In Bezug auf diese Vorstellung sind seine Kreationen stets das Ergebnis einer Erforschung der Prozesse, die in seinem Inneren ausgelöst werden, in der sich visuelle, plastische und poetische Dimensionen der erstellten Objekte überlagern und ein Gefühl eines fragilen Gleichgewichts zwischen Stabilität und Instabilität erzeugen, das der Portugiese als „das Vergängliche des Universums“ interpretiert.
Seine Skulpturen erzeugen komplexe Dialoge mit der Umgebung ebenso wie mit ihrer eigenen Form und ihrem Volumen durch einfache, fast minimalistische Strukturen, die sowohl die Materialität des Objekts als auch seine formalen Aspekte kombinieren. In einigen Fällen werden diese letzten durch den Einsatz leuchtend farbiger industrieller Malerei verstärkt, die so aufgetragen wird, dass sie die Wahrnehmung der Skulptur als Reliefmalerei nahelegt. Noch mehr: Croft verwendet Spiegel und Kristalle, um mit Licht-, Schatten- und Reflexionseffekten zu spielen, um neue Volumina zu schaffen und ein verändertes Raumgefühl zu erzeugen. Eine dialektische Spannung zwischen Fülle und Leere tritt schließlich zutage, die auch auf seine Arbeiten auf Papier übertragen werden kann.
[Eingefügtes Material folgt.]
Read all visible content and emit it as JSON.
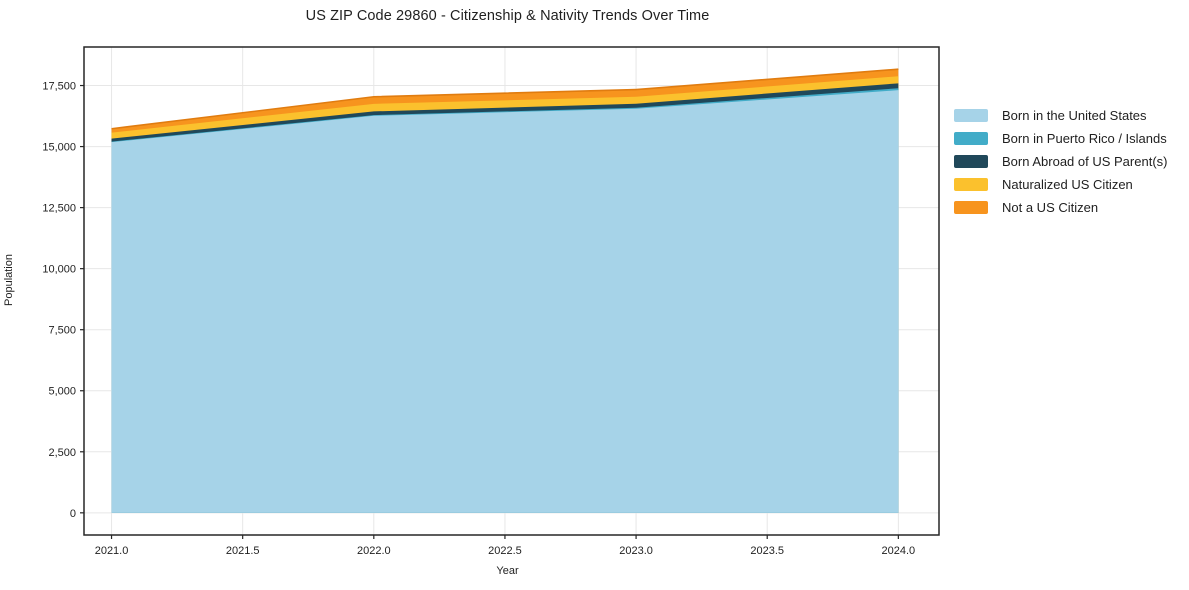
{
  "title": "US ZIP Code 29860 - Citizenship & Nativity Trends Over Time",
  "chart_data": {
    "type": "area",
    "stacked": true,
    "title": "US ZIP Code 29860 - Citizenship & Nativity Trends Over Time",
    "xlabel": "Year",
    "ylabel": "Population",
    "x": [
      2021,
      2022,
      2023,
      2024
    ],
    "series": [
      {
        "name": "Born in the United States",
        "color": "#A6D3E8",
        "edge": "#8FC4DF",
        "values": [
          15180,
          16260,
          16550,
          17310
        ]
      },
      {
        "name": "Born in Puerto Rico / Islands",
        "color": "#42ACC8",
        "edge": "#3B9DB7",
        "values": [
          25,
          30,
          40,
          80
        ]
      },
      {
        "name": "Born Abroad of US Parent(s)",
        "color": "#20485A",
        "edge": "#1B3E4E",
        "values": [
          120,
          150,
          165,
          200
        ]
      },
      {
        "name": "Naturalized US Citizen",
        "color": "#FBC12D",
        "edge": "#EFAE14",
        "values": [
          245,
          310,
          285,
          290
        ]
      },
      {
        "name": "Not a US Citizen",
        "color": "#F7941E",
        "edge": "#E07C10",
        "values": [
          160,
          290,
          295,
          290
        ]
      }
    ],
    "totals": [
      15730,
      17040,
      17335,
      18170
    ],
    "xlim": [
      2020.895,
      2024.155
    ],
    "ylim": [
      -908,
      19078
    ],
    "xticks": [
      2021.0,
      2021.5,
      2022.0,
      2022.5,
      2023.0,
      2023.5,
      2024.0
    ],
    "xtick_labels": [
      "2021.0",
      "2021.5",
      "2022.0",
      "2022.5",
      "2023.0",
      "2023.5",
      "2024.0"
    ],
    "yticks": [
      0,
      2500,
      5000,
      7500,
      10000,
      12500,
      15000,
      17500
    ],
    "ytick_labels": [
      "0",
      "2,500",
      "5,000",
      "7,500",
      "10,000",
      "12,500",
      "15,000",
      "17,500"
    ],
    "grid": true,
    "grid_color": "#E7E7E7",
    "spine_color": "#262626",
    "tick_color": "#262626",
    "legend_position": "right-outside"
  }
}
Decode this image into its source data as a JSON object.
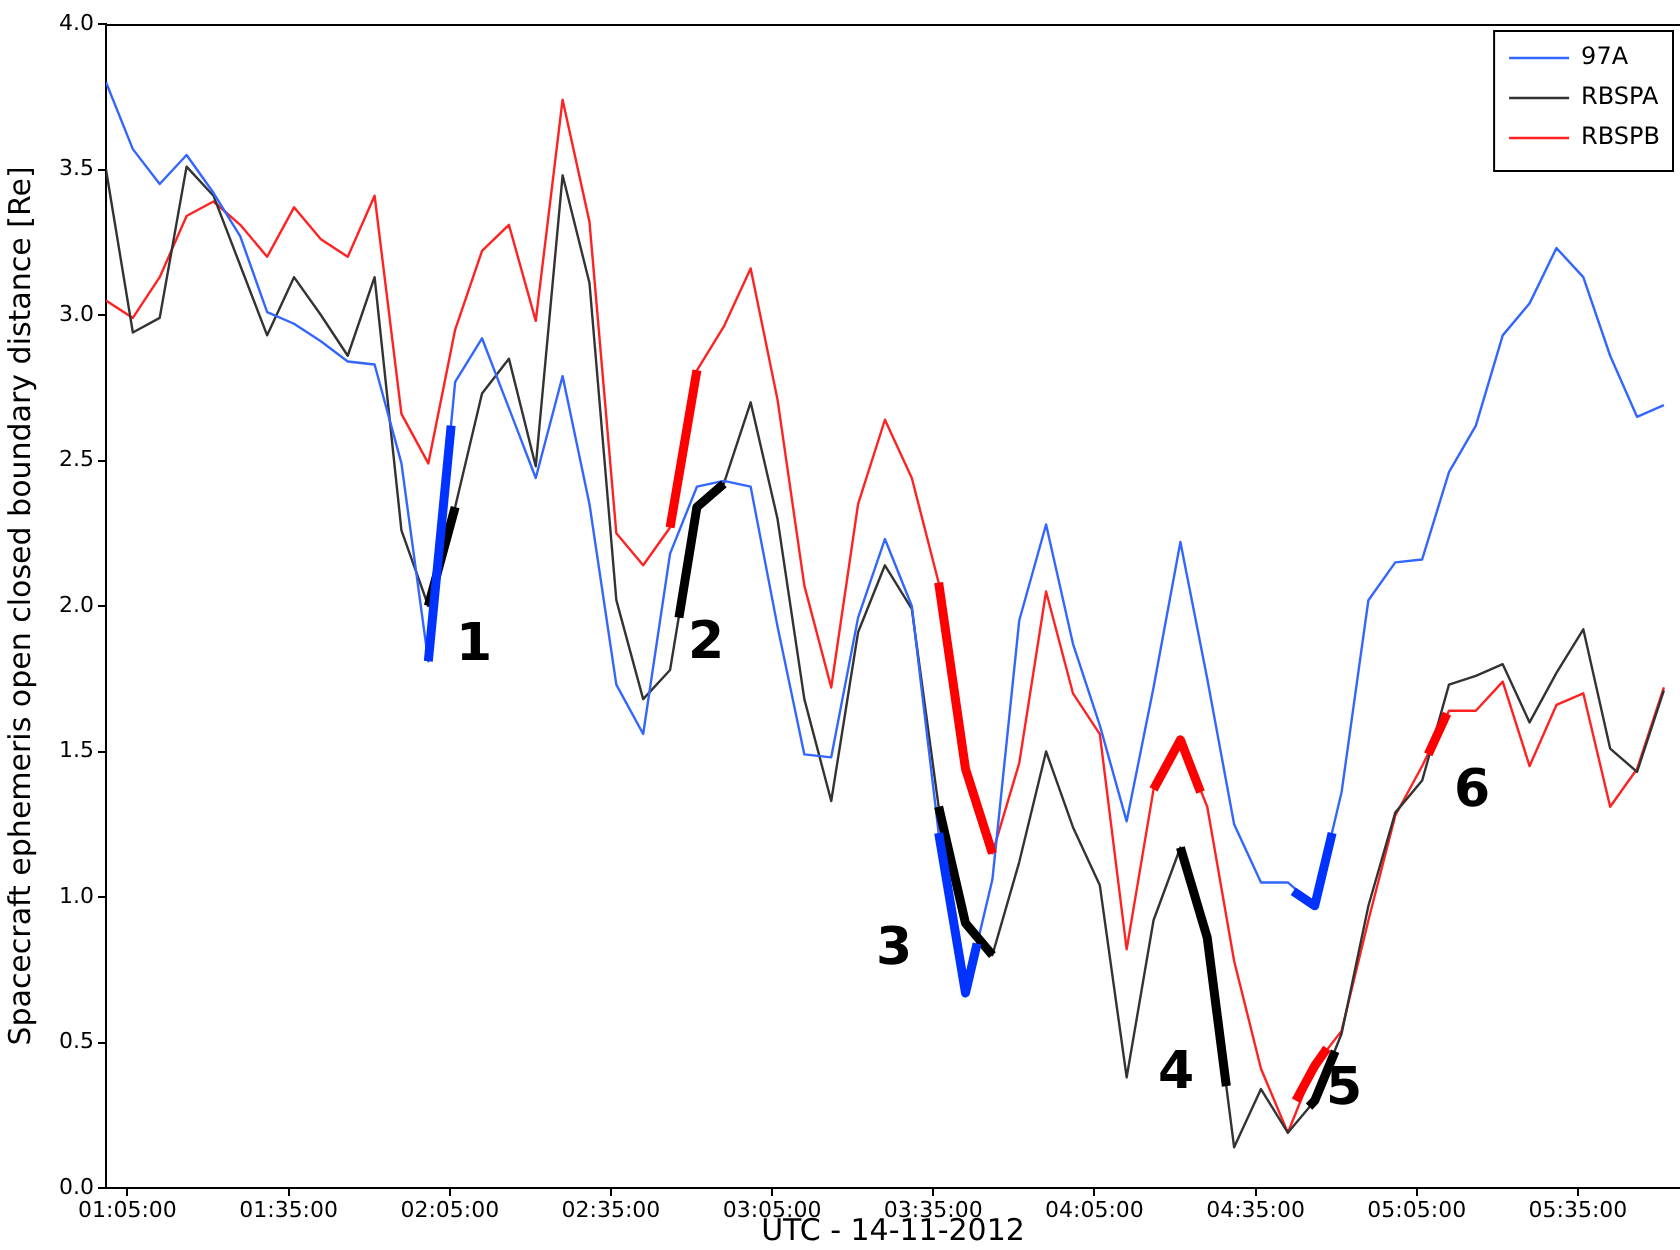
{
  "chart_data": {
    "type": "line",
    "xlabel": "UTC - 14-11-2012",
    "ylabel": "Spacecraft ephemeris open closed boundary distance [Re]",
    "x": [
      1.0167,
      1.1,
      1.1833,
      1.2667,
      1.35,
      1.4333,
      1.5167,
      1.6,
      1.6833,
      1.7667,
      1.85,
      1.9333,
      2.0167,
      2.1,
      2.1833,
      2.2667,
      2.35,
      2.4333,
      2.5167,
      2.6,
      2.6833,
      2.7667,
      2.85,
      2.9333,
      3.0167,
      3.1,
      3.1833,
      3.2667,
      3.35,
      3.4333,
      3.5167,
      3.6,
      3.6833,
      3.7667,
      3.85,
      3.9333,
      4.0167,
      4.1,
      4.1833,
      4.2667,
      4.35,
      4.4333,
      4.5167,
      4.6,
      4.6833,
      4.7667,
      4.85,
      4.9333,
      5.0167,
      5.1,
      5.1833,
      5.2667,
      5.35,
      5.4333,
      5.5167,
      5.6,
      5.6833,
      5.7667,
      5.85
    ],
    "series": [
      {
        "name": "97A",
        "color": "#3366ff",
        "values": [
          3.8,
          3.57,
          3.45,
          3.55,
          3.42,
          3.27,
          3.01,
          2.97,
          2.91,
          2.84,
          2.83,
          2.49,
          1.81,
          2.77,
          2.92,
          2.68,
          2.44,
          2.79,
          2.35,
          1.73,
          1.56,
          2.18,
          2.41,
          2.43,
          2.41,
          1.93,
          1.49,
          1.48,
          1.96,
          2.23,
          2.0,
          1.22,
          0.67,
          1.06,
          1.95,
          2.28,
          1.87,
          1.59,
          1.26,
          1.72,
          2.22,
          1.75,
          1.25,
          1.05,
          1.05,
          0.97,
          1.36,
          2.02,
          2.15,
          2.16,
          2.46,
          2.62,
          2.93,
          3.04,
          3.23,
          3.13,
          2.86,
          2.65,
          2.69
        ]
      },
      {
        "name": "RBSPA",
        "color": "#333333",
        "values": [
          3.5,
          2.94,
          2.99,
          3.51,
          3.41,
          3.17,
          2.93,
          3.13,
          3.0,
          2.86,
          3.13,
          2.26,
          2.0,
          2.34,
          2.73,
          2.85,
          2.48,
          3.48,
          3.11,
          2.02,
          1.68,
          1.78,
          2.34,
          2.42,
          2.7,
          2.3,
          1.68,
          1.33,
          1.91,
          2.14,
          1.99,
          1.31,
          0.91,
          0.8,
          1.12,
          1.5,
          1.24,
          1.04,
          0.38,
          0.92,
          1.17,
          0.86,
          0.14,
          0.34,
          0.19,
          0.3,
          0.53,
          0.97,
          1.29,
          1.4,
          1.73,
          1.76,
          1.8,
          1.6,
          1.77,
          1.92,
          1.51,
          1.43,
          1.71
        ]
      },
      {
        "name": "RBSPB",
        "color": "#ff2222",
        "values": [
          3.05,
          2.99,
          3.13,
          3.34,
          3.39,
          3.31,
          3.2,
          3.37,
          3.26,
          3.2,
          3.41,
          2.66,
          2.49,
          2.95,
          3.22,
          3.31,
          2.98,
          3.74,
          3.32,
          2.25,
          2.14,
          2.27,
          2.81,
          2.96,
          3.16,
          2.71,
          2.07,
          1.72,
          2.35,
          2.64,
          2.44,
          2.08,
          1.44,
          1.15,
          1.46,
          2.05,
          1.7,
          1.56,
          0.82,
          1.37,
          1.54,
          1.31,
          0.78,
          0.41,
          0.19,
          0.42,
          0.54,
          0.92,
          1.28,
          1.45,
          1.64,
          1.64,
          1.74,
          1.45,
          1.66,
          1.7,
          1.31,
          1.44,
          1.72
        ]
      },
      {
        "color": "#0033ff",
        "x": [
          2.0167,
          2.0875
        ],
        "values": [
          1.81,
          2.62
        ]
      },
      {
        "color": "#000000",
        "x": [
          2.0167,
          2.1
        ],
        "values": [
          2.0,
          2.34
        ]
      },
      {
        "color": "#ff0000",
        "x": [
          2.7667,
          2.85
        ],
        "values": [
          2.27,
          2.81
        ]
      },
      {
        "color": "#000000",
        "x": [
          2.7942,
          2.85,
          2.9333
        ],
        "values": [
          1.96,
          2.34,
          2.42
        ]
      },
      {
        "color": "#ff0000",
        "x": [
          3.6,
          3.6833,
          3.7667
        ],
        "values": [
          2.08,
          1.44,
          1.15
        ]
      },
      {
        "color": "#0033ff",
        "x": [
          3.6,
          3.6833,
          3.7192
        ],
        "values": [
          1.22,
          0.67,
          0.84
        ]
      },
      {
        "color": "#000000",
        "x": [
          3.6,
          3.6833,
          3.7667
        ],
        "values": [
          1.31,
          0.91,
          0.8
        ]
      },
      {
        "color": "#ff0000",
        "x": [
          4.2667,
          4.35,
          4.4125
        ],
        "values": [
          1.37,
          1.54,
          1.36
        ]
      },
      {
        "color": "#000000",
        "x": [
          4.35,
          4.4333,
          4.4925
        ],
        "values": [
          1.17,
          0.86,
          0.35
        ]
      },
      {
        "color": "#0033ff",
        "x": [
          4.7,
          4.7667,
          4.8208
        ],
        "values": [
          1.02,
          0.97,
          1.22
        ]
      },
      {
        "color": "#ff0000",
        "x": [
          4.7083,
          4.7667,
          4.805
        ],
        "values": [
          0.3,
          0.42,
          0.48
        ]
      },
      {
        "color": "#000000",
        "x": [
          4.7492,
          4.7667,
          4.83
        ],
        "values": [
          0.28,
          0.3,
          0.47
        ]
      },
      {
        "color": "#ff0000",
        "x": [
          5.119,
          5.177
        ],
        "values": [
          1.49,
          1.63
        ]
      }
    ],
    "xlim": [
      1.0167,
      5.9
    ],
    "xticks": [
      {
        "value": 1.0833,
        "label": "01:05:00"
      },
      {
        "value": 1.5833,
        "label": "01:35:00"
      },
      {
        "value": 2.0833,
        "label": "02:05:00"
      },
      {
        "value": 2.5833,
        "label": "02:35:00"
      },
      {
        "value": 3.0833,
        "label": "03:05:00"
      },
      {
        "value": 3.5833,
        "label": "03:35:00"
      },
      {
        "value": 4.0833,
        "label": "04:05:00"
      },
      {
        "value": 4.5833,
        "label": "04:35:00"
      },
      {
        "value": 5.0833,
        "label": "05:05:00"
      },
      {
        "value": 5.5833,
        "label": "05:35:00"
      }
    ],
    "ylim": [
      0,
      4
    ],
    "yticks": [
      {
        "value": 0,
        "label": "0.0"
      },
      {
        "value": 0.5,
        "label": "0.5"
      },
      {
        "value": 1,
        "label": "1.0"
      },
      {
        "value": 1.5,
        "label": "1.5"
      },
      {
        "value": 2,
        "label": "2.0"
      },
      {
        "value": 2.5,
        "label": "2.5"
      },
      {
        "value": 3,
        "label": "3.0"
      },
      {
        "value": 3.5,
        "label": "3.5"
      },
      {
        "value": 4,
        "label": "4.0"
      }
    ],
    "annotations": [
      "1",
      "2",
      "3",
      "4",
      "5",
      "6"
    ],
    "grid": false,
    "legend": "top right",
    "line_style": "solid"
  }
}
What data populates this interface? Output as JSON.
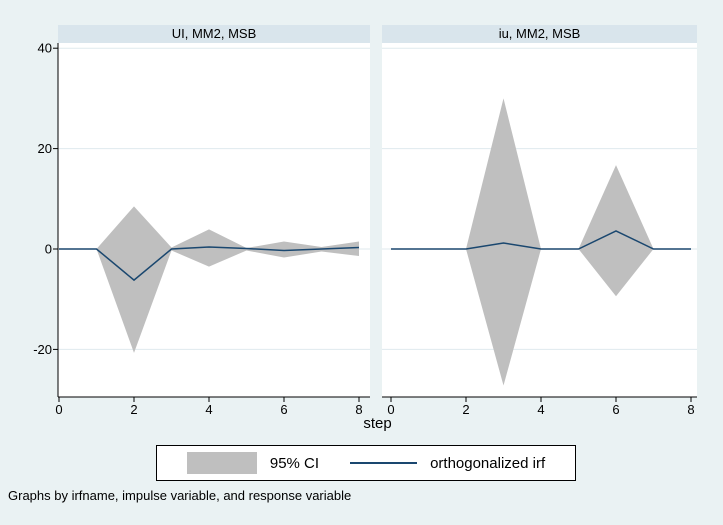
{
  "window": {
    "background": "#eaf2f3"
  },
  "colors": {
    "plot_background": "#ffffff",
    "title_band": "#d9e5ec",
    "grid": "#dfeaee",
    "ci_fill": "#bfbfbf",
    "irf_line": "#1a476f",
    "axis": "#000000",
    "text": "#000000"
  },
  "xlabel": "step",
  "footer_note": "Graphs by irfname, impulse variable, and response variable",
  "legend": {
    "ci_label": "95% CI",
    "irf_label": "orthogonalized irf"
  },
  "axes": {
    "yticks": [
      40,
      20,
      0,
      -20
    ],
    "xticks": [
      0,
      2,
      4,
      6,
      8
    ]
  },
  "chart_data": [
    {
      "type": "area",
      "title": "UI, MM2, MSB",
      "x": [
        0,
        1,
        2,
        3,
        4,
        5,
        6,
        7,
        8
      ],
      "series": [
        {
          "name": "95% CI upper",
          "values": [
            0,
            0,
            8.5,
            0.3,
            3.9,
            0.2,
            1.5,
            0.4,
            1.5
          ]
        },
        {
          "name": "95% CI lower",
          "values": [
            0,
            0,
            -20.7,
            -0.3,
            -3.5,
            -0.3,
            -1.7,
            -0.5,
            -1.4
          ]
        },
        {
          "name": "orthogonalized irf",
          "values": [
            0,
            0,
            -6.2,
            0,
            0.4,
            0.1,
            -0.3,
            0,
            0.3
          ]
        }
      ],
      "xlabel": "step",
      "ylabel": "",
      "xlim": [
        0,
        8
      ],
      "ylim": [
        -30,
        41
      ],
      "grid": true,
      "legend_position": "bottom"
    },
    {
      "type": "area",
      "title": "iu, MM2, MSB",
      "x": [
        0,
        1,
        2,
        3,
        4,
        5,
        6,
        7,
        8
      ],
      "series": [
        {
          "name": "95% CI upper",
          "values": [
            0,
            0,
            0,
            30,
            0,
            0,
            16.7,
            0,
            0
          ]
        },
        {
          "name": "95% CI lower",
          "values": [
            0,
            0,
            0,
            -27.2,
            0,
            0,
            -9.4,
            0,
            0
          ]
        },
        {
          "name": "orthogonalized irf",
          "values": [
            0,
            0,
            0,
            1.2,
            0,
            0,
            3.6,
            0,
            0
          ]
        }
      ],
      "xlabel": "step",
      "ylabel": "",
      "xlim": [
        0,
        8
      ],
      "ylim": [
        -30,
        41
      ],
      "grid": true,
      "legend_position": "bottom"
    }
  ]
}
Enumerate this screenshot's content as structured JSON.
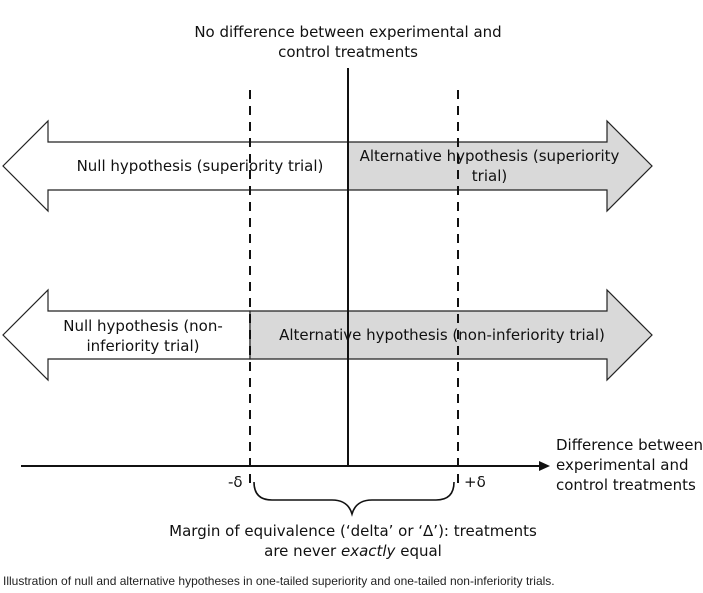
{
  "top_label": {
    "line1": "No difference between experimental and",
    "line2": "control treatments"
  },
  "superiority": {
    "null_label": "Null hypothesis (superiority trial)",
    "alt_line1": "Alternative hypothesis (superiority",
    "alt_line2": "trial)"
  },
  "non_inferiority": {
    "null_line1": "Null hypothesis (non-",
    "null_line2": "inferiority trial)",
    "alt_label": "Alternative hypothesis (non-inferiority trial)"
  },
  "axis": {
    "label_line1": "Difference between",
    "label_line2": "experimental and",
    "label_line3": "control treatments",
    "minus_delta": "-δ",
    "plus_delta": "+δ"
  },
  "margin": {
    "line1": "Margin of equivalence (‘delta’ or ‘Δ’): treatments",
    "line2_pre": "are never ",
    "line2_em": "exactly",
    "line2_post": " equal"
  },
  "caption": "Illustration of null and alternative hypotheses in one-tailed superiority and one-tailed non-inferiority trials.",
  "colors": {
    "arrow_fill_white": "#ffffff",
    "arrow_fill_grey": "#d9d9d9",
    "stroke": "#222222"
  }
}
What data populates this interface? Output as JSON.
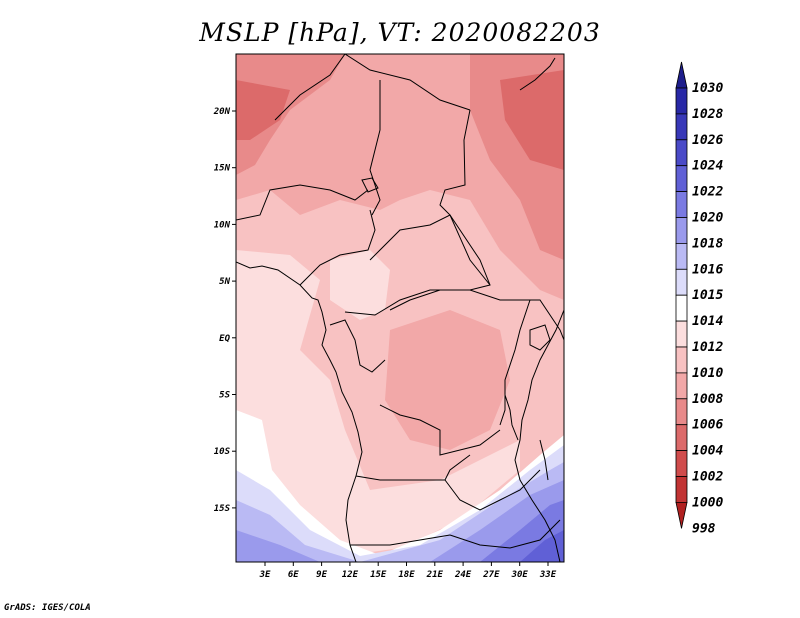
{
  "title": "MSLP [hPa], VT: 2020082203",
  "credit": "GrADS: IGES/COLA",
  "map": {
    "lon_labels": [
      "3E",
      "6E",
      "9E",
      "12E",
      "15E",
      "18E",
      "21E",
      "24E",
      "27E",
      "30E",
      "33E"
    ],
    "lat_labels": [
      "20N",
      "15N",
      "10N",
      "5N",
      "EQ",
      "5S",
      "10S",
      "15S"
    ]
  },
  "colorbar": {
    "levels": [
      "1030",
      "1028",
      "1026",
      "1024",
      "1022",
      "1020",
      "1018",
      "1016",
      "1015",
      "1014",
      "1012",
      "1010",
      "1008",
      "1006",
      "1004",
      "1002",
      "1000",
      "998"
    ],
    "colors": [
      "#1e1e8c",
      "#2828a6",
      "#3838b8",
      "#4a4ac8",
      "#6060d6",
      "#7a7ae2",
      "#9a9aec",
      "#babaf4",
      "#dcdcfa",
      "#ffffff",
      "#fcdede",
      "#f8c2c2",
      "#f2a8a8",
      "#e88a8a",
      "#dc6a6a",
      "#d04c4c",
      "#c23434",
      "#b02020"
    ]
  },
  "colors": {
    "frame": "#000000",
    "border_lines": "#000000"
  }
}
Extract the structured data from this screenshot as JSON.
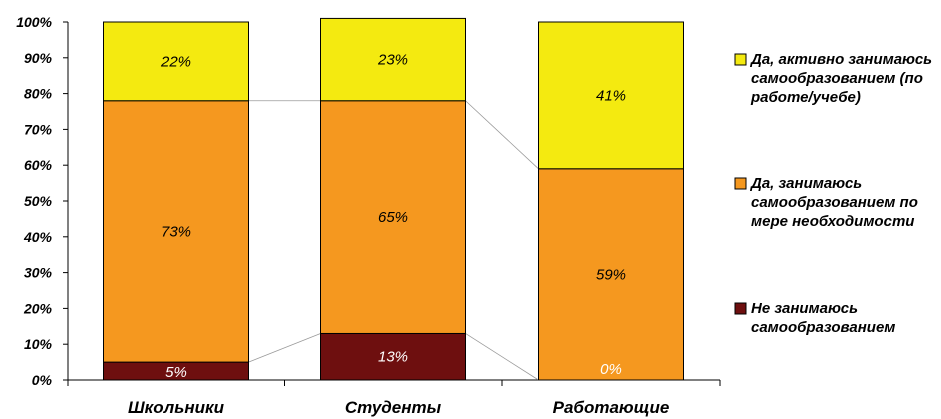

Im Jahr 2017 vertrat er Portugal mit der Installation Medida Incerta auf der Biennale von Venedig.
Das Werk des portugiesischen Künstlers gehört zu internationalen Sammlungen wie dem Centre Pompidou in Paris, der Fundação Calouste Gulbenkian in Lissabon oder dem Museo Reina Sofía in Madrid, und in diesem Jahr ist er der Repräsentant Portugals bei der Biennale von Venedig.